Víctimas, comunidad y reincorporados pasan los días sembrando verduras y frutas, amasando pan, así como criando gallinas y cerdos, proyectos productivos apoyados por la ONU y Empresas Públicas de Medellín.

Alessandro Preti, coordinador de Reincorporación de la Misión de Verificación de la ONU, explica que estos proyectos traen muchas expectativas en todos los espacios territoriales y que el gobierno nacional ofrece 8 millones de pesos para cada uno de los excombatientes, que, de manera colectiva o individual, participen o formulen proyectos. Sin embargo, espera que esto se agilice lo antes posible para impulsar la reincorporación económica.

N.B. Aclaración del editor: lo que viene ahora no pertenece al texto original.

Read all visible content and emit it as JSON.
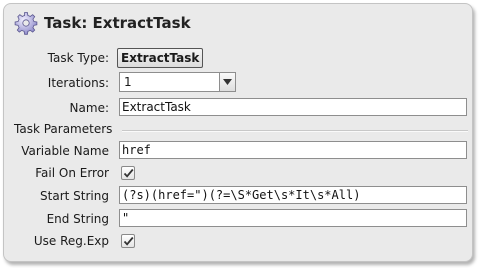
{
  "header": {
    "title": "Task: ExtractTask",
    "icon": "gear-icon"
  },
  "form": {
    "task_type_label": "Task Type:",
    "task_type_value": "ExtractTask",
    "iterations_label": "Iterations:",
    "iterations_value": "1",
    "name_label": "Name:",
    "name_value": "ExtractTask",
    "section_title": "Task Parameters",
    "variable_name_label": "Variable Name",
    "variable_name_value": "href",
    "fail_on_error_label": "Fail On Error",
    "fail_on_error_checked": true,
    "start_string_label": "Start String",
    "start_string_value": "(?s)(href=\")(?=\\S*Get\\s*It\\s*All)",
    "end_string_label": "End String",
    "end_string_value": "\"",
    "use_regexp_label": "Use Reg.Exp",
    "use_regexp_checked": true
  }
}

“Hay iniciativas espontáneas, con renta básica, organización propia y autogestión de excombatientes como la de los sastres e iniciativas apoyadas por cooperación internacional, por ejemplo de Suecia, impulsados por el PNUD, pero no es suficiente, se necesita un esfuerzo para el desarrollo del territorio para que la reincorporación económica sea exitosa”, recalca Preti.

En el salón de clases del maestro Óscar Arturo no hay un sólo niño que no haya usado un bolso o un uniforme hecho por manos diferentes a las del sastre Ramírez y su equipo de trabajo. En el aula, como en la sastrería, no hay distinción entre víctimas y excombatientes, todos van por el mismo camino de la reconciliación y tejen un futuro en paz.

* Periodista, artículo cedido a VerdadAbierta.com.